Essa afirmação pueril não é um cochilo do autor, mas, antes, a síntese de suas conclusões. Pois Furet mantém-se coerente com suas premissas, sejam as ideológicas: vivemos no mesmo mundo, sob a égide do mesmo capitalismo, logo tudo o que não seja a democracia foi um equívoco; sejam as metodológicas: se não podemos explicar a história recorrendo à sociologia, à antropologia, à economia (o que seria filomarxismo) devemos explicá-la pela ação dos grandes homens e pela força das ideologias.
Recai-se assim num culturalismo há muito ultrapassado. E na França, em particular, abandonado na academia desde os "Annales". Nesse modelo, os homens, ou melhor, a massa é movida apenas pelas idéias e pela ação de uns poucos homens. Explicar o sentido dessa ação, numa chave geralmente biográfica (Lukács, por exemplo, sempre quis somente hostilizar o pai banqueiro), e as idéias que racionalizam esses atos ou que são geradas, enquanto interpretações desses acontecimentos, eis tudo o que importa.
Mas, se o recheio do livro são os perfis biográficos (quase sempre medíocres) e sua tessitura, a narrativa dos entrelaçamentos e dos resultados da ação das individualidades e das idéias, a sua ossatura se apóia em duas teses centrais. A primeira, responsável pelos melhores momentos do livro -em especial pelo capítulo sete, dedicado aos anos 1935-39, ou seja, à cobertura da política das "frentes populares" e da Guerra Civil Espanhola- consiste em mostrar as inevitáveis contradições da idéia stalinista de "socialismo num só país".
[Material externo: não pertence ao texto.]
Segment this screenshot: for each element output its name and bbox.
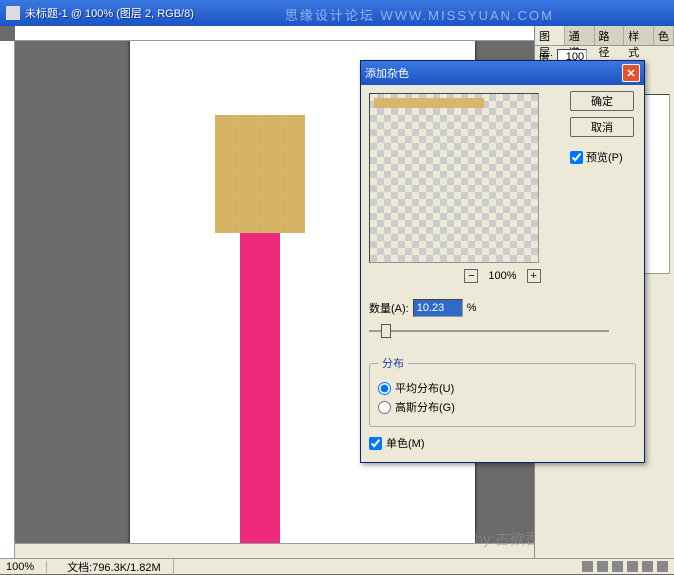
uniform-radio[interactable]: [378, 382, 391, 395]
gaussian-label: 高斯分布(G): [395, 399, 455, 415]
distribution-fieldset: 分布 平均分布(U) 高斯分布(G): [369, 355, 636, 427]
tab-channels[interactable]: 通道: [565, 26, 595, 45]
preview-checkbox[interactable]: [570, 151, 583, 164]
sb-icon-4[interactable]: [627, 561, 638, 572]
preview-content: [374, 98, 484, 108]
sb-icon-6[interactable]: [657, 561, 668, 572]
close-icon[interactable]: ✕: [622, 64, 640, 82]
status-zoom[interactable]: 100%: [6, 561, 47, 573]
dialog-titlebar[interactable]: 添加杂色 ✕: [361, 61, 644, 85]
sb-icon-1[interactable]: [582, 561, 593, 572]
window-title: 未标题-1 @ 100% (图层 2, RGB/8): [25, 5, 194, 21]
amount-slider[interactable]: [369, 321, 609, 341]
zoom-controls: − 100% +: [369, 269, 636, 283]
mono-checkbox[interactable]: [369, 437, 382, 450]
panel-tabs: 图层 通道 路径 样式 色: [535, 26, 674, 46]
tab-styles[interactable]: 样式: [624, 26, 654, 45]
add-noise-dialog: 添加杂色 ✕ 确定 取消 预览(P) − 100% + 数量(A): %: [360, 60, 645, 463]
status-doc: 文档:796.3K/1.82M: [67, 559, 174, 575]
tab-color[interactable]: 色: [654, 26, 674, 45]
mono-row[interactable]: 单色(M): [369, 435, 636, 451]
ruler-vertical[interactable]: [0, 41, 15, 558]
tab-paths[interactable]: 路径: [595, 26, 625, 45]
uniform-row[interactable]: 平均分布(U): [378, 380, 627, 396]
watermark-top: 思缘设计论坛 WWW.MISSYUAN.COM: [285, 5, 554, 24]
gaussian-radio[interactable]: [378, 401, 391, 414]
sb-icon-3[interactable]: [612, 561, 623, 572]
amount-row: 数量(A): %: [369, 299, 636, 317]
app-icon: [6, 6, 20, 20]
mono-label: 单色(M): [386, 435, 425, 451]
zoom-percent: 100%: [488, 270, 516, 282]
zoom-out-button[interactable]: −: [464, 269, 478, 283]
preview-label: 预览(P): [586, 149, 623, 165]
ok-button[interactable]: 确定: [570, 91, 634, 111]
tab-layers[interactable]: 图层: [535, 26, 565, 45]
uniform-label: 平均分布(U): [395, 380, 454, 396]
layer-gold-rect: [215, 115, 305, 233]
status-icons: [582, 561, 668, 572]
zoom-in-button[interactable]: +: [527, 269, 541, 283]
status-bar: 100% 文档:796.3K/1.82M: [0, 558, 674, 574]
distribution-legend: 分布: [378, 355, 408, 371]
sb-icon-2[interactable]: [597, 561, 608, 572]
gaussian-row[interactable]: 高斯分布(G): [378, 399, 627, 415]
preview-box[interactable]: [369, 93, 539, 263]
layer-pink-rect: [240, 233, 280, 543]
dialog-title: 添加杂色: [365, 65, 409, 81]
preview-checkbox-row[interactable]: 预览(P): [570, 149, 634, 165]
cancel-button[interactable]: 取消: [570, 117, 634, 137]
amount-label: 数量(A):: [369, 300, 409, 316]
amount-input[interactable]: [413, 299, 463, 317]
percent-label: %: [467, 302, 477, 314]
slider-thumb[interactable]: [381, 324, 391, 338]
sb-icon-5[interactable]: [642, 561, 653, 572]
slider-track: [369, 330, 609, 332]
Acompanhando, passo a passo, a subordinação dos partidos comunistas aos objetivos de Moscou, Furet esclarece não só a estranha oscilação pela qual os partidos socialistas ora passam de inimigos a aliados principais, como também a inevitável antinomia entre uma postura nacionalista e a vocação internacionalista do comunismo.
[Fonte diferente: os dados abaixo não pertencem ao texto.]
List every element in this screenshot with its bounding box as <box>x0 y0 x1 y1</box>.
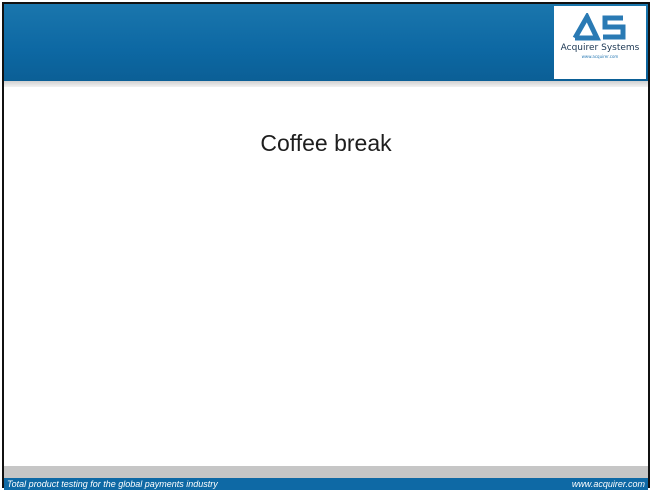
slide-title: Coffee break <box>260 130 392 156</box>
header-divider <box>4 81 648 87</box>
logo-url: www.acquirer.com <box>581 54 619 59</box>
logo-company-name: Acquirer Systems <box>560 43 640 53</box>
logo: Acquirer Systems www.acquirer.com <box>554 6 646 79</box>
footer-tagline: Total product testing for the global pay… <box>7 479 218 489</box>
footer-bar: Total product testing for the global pay… <box>4 478 648 490</box>
footer-website-link[interactable]: www.acquirer.com <box>572 478 645 490</box>
header-bar: Acquirer Systems www.acquirer.com <box>4 4 648 81</box>
as-logo-icon <box>572 13 626 41</box>
slide: Acquirer Systems www.acquirer.com Coffee… <box>2 2 650 490</box>
footer-divider <box>4 466 648 478</box>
A tese central do livro, porém, é a da identidade entre comunismo e fascismo (ou nazismo). Fiel ao seu método, Furet tenta prová-la pela comparação entre seus líderes (Lênin e Mussolini; Stálin e Hitler) e entre as suas doutrinas. Mas como contornar o fato fundamental de que tanto esses líderes quanto essas doutrinas travaram, desde o início, um combate mortal? Como aproximar a extrema-direita alemã do comunismo, se em 1933 o Partido Comunista Alemão foi a primeira vítima da ascensão de Hitler? Como aproximar Lênin de Mussolini se os seus programas eram antagônicos?
Na verdade, aqui, mais do que em qualquer outra parte, Furet ressente-se do auxílio das ciências sociais, por exemplo, da teoria weberiana da burocratização, o que poderia dar algum sentido a essa comparação. Na tentativa de nos convencer de que não se trata de uma tese tão absurda, só lhe resta resenhar, no final do livro, "As Origens do Totalitarismo", de Hannah Arendt -e remeter, assim, o leitor a uma obra mais consistente.
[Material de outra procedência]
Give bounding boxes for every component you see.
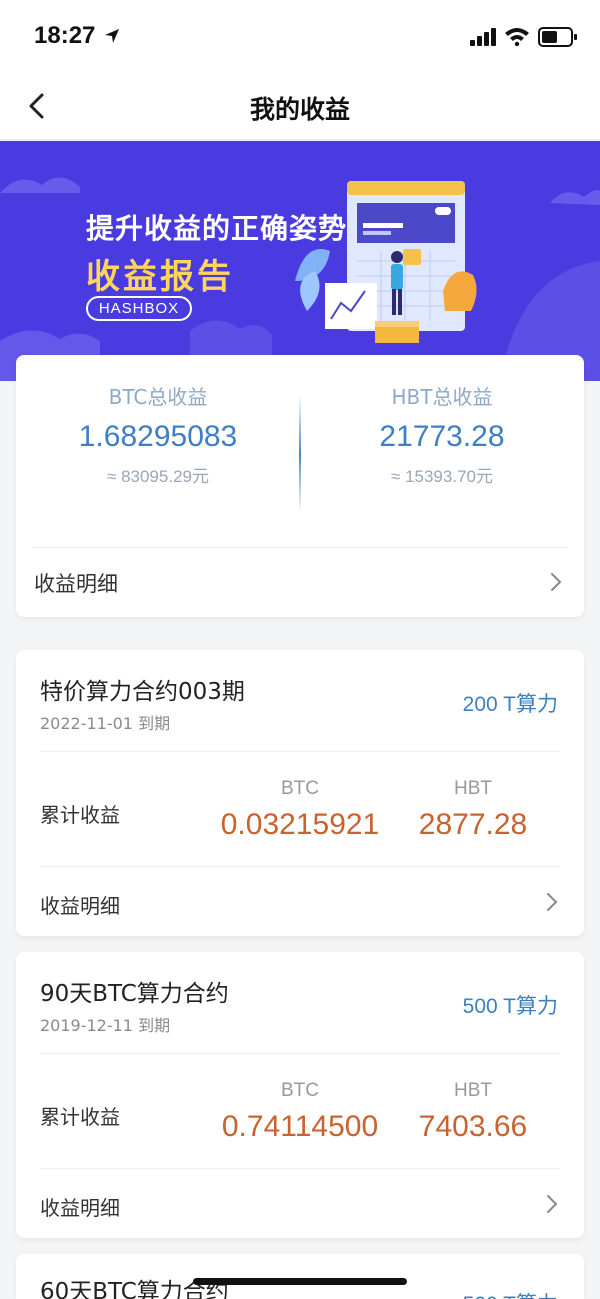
contract-expiry-date: 2019-12-11 到期 [40, 1016, 171, 1035]
earnings-detail-label: 收益明细 [34, 572, 118, 596]
btc-total-value: 1.68295083 [78, 420, 238, 453]
hbt-label: HBT [454, 1080, 492, 1101]
btc-total-label: BTC总收益 [108, 385, 208, 409]
btc-label: BTC [281, 1080, 319, 1101]
hbt-earnings-value: 2877.28 [418, 808, 528, 841]
contract-hashpower: 500 T算力 [463, 1288, 558, 1299]
banner-subheadline: 收益报告 [86, 257, 234, 297]
status-bar: 18:27 [0, 0, 600, 72]
contract-name: 60天BTC算力合约 [40, 1279, 229, 1299]
btc-earnings-value: 0.03215921 [220, 808, 380, 841]
contract-name: 特价算力合约003期 [40, 679, 245, 705]
contract-card[interactable]: 60天BTC算力合约 500 T算力 [16, 1254, 584, 1299]
home-indicator[interactable] [193, 1278, 407, 1285]
hbt-label: HBT [454, 778, 492, 799]
contract-name: 90天BTC算力合约 [40, 981, 229, 1007]
btc-total-column: BTC总收益 1.68295083 ≈ 83095.29元 [16, 381, 300, 487]
contract-card[interactable]: 特价算力合约003期 2022-11-01 到期 200 T算力 累计收益 BT… [16, 650, 584, 936]
page-title: 我的收益 [249, 95, 350, 124]
cellular-signal-icon [470, 28, 496, 46]
btc-earnings-value: 0.74114500 [221, 1110, 379, 1143]
divider [40, 1053, 560, 1054]
divider [40, 866, 560, 867]
nav-bar: 我的收益 [0, 72, 600, 140]
contract-detail-link[interactable]: 收益明细 [40, 1192, 120, 1221]
chevron-right-icon[interactable] [546, 892, 558, 912]
report-illustration-icon [295, 181, 477, 343]
wifi-icon [505, 28, 529, 46]
chevron-right-icon[interactable] [546, 1194, 558, 1214]
cumulative-earnings-label: 累计收益 [40, 803, 120, 827]
chevron-right-icon [551, 573, 562, 591]
hbt-total-column: HBT总收益 21773.28 ≈ 15393.70元 [300, 381, 584, 487]
hbt-total-approx: ≈ 15393.70元 [391, 467, 493, 486]
contract-detail-link[interactable]: 收益明细 [40, 890, 120, 919]
earnings-detail-row[interactable]: 收益明细 [16, 548, 584, 616]
location-arrow-icon [105, 29, 119, 43]
battery-icon [538, 27, 577, 47]
status-time: 18:27 [34, 22, 96, 49]
hbt-earnings-value: 7403.66 [418, 1110, 528, 1143]
contract-hashpower: 500 T算力 [462, 995, 558, 1018]
earnings-summary-card: BTC总收益 1.68295083 ≈ 83095.29元 HBT总收益 217… [16, 355, 584, 617]
btc-total-approx: ≈ 83095.29元 [107, 467, 209, 486]
contract-card[interactable]: 90天BTC算力合约 2019-12-11 到期 500 T算力 累计收益 BT… [16, 952, 584, 1238]
divider [40, 1168, 560, 1169]
hbt-total-label: HBT总收益 [391, 385, 493, 409]
contract-expiry-date: 2022-11-01 到期 [40, 714, 171, 733]
btc-label: BTC [281, 778, 319, 799]
contract-hashpower: 200 T算力 [462, 693, 558, 716]
hbt-total-value: 21773.28 [379, 420, 505, 453]
cumulative-earnings-label: 累计收益 [40, 1105, 120, 1129]
banner-brand-badge: HASHBOX [86, 296, 192, 321]
divider [40, 751, 560, 752]
promo-banner[interactable]: 提升收益的正确姿势 收益报告 HASHBOX [0, 141, 600, 381]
O irônico é que Furet repete dois pecados que não se cansa de apontar na ideologia comunista. Primeiro, o "culto da personalidade". Stálin, por exemplo, é tão glorificado em sua autonomia e onipotência, que sua pessoa chega a ser confundida com o próprio comunismo. Mais ainda, Furet tenta explicar o colapso do comunismo a partir das questões suscitadas pela morte e sucessão desse líder, isto é, a partir do processo de "desestalinização" iniciado por Nikita Khruschov e retomado por Mikhail Gorbatchov. Segundo, Furet tampouco abandona -à medida que segue as suas premissas ideológicas- a idéia de uma antecipação do sentido da história. Apenas inverte a direção: não mais o capitalismo, mas agora o comunismo é que constitui uma etapa encerrada na marcha da humanidade.
Talvez aí resida o interesse maior do livro. Pois, embora pouco nos ensine sobre as ideologias do passado, trata-se de um ótimo campo de observação da ideologia preponderante no presente.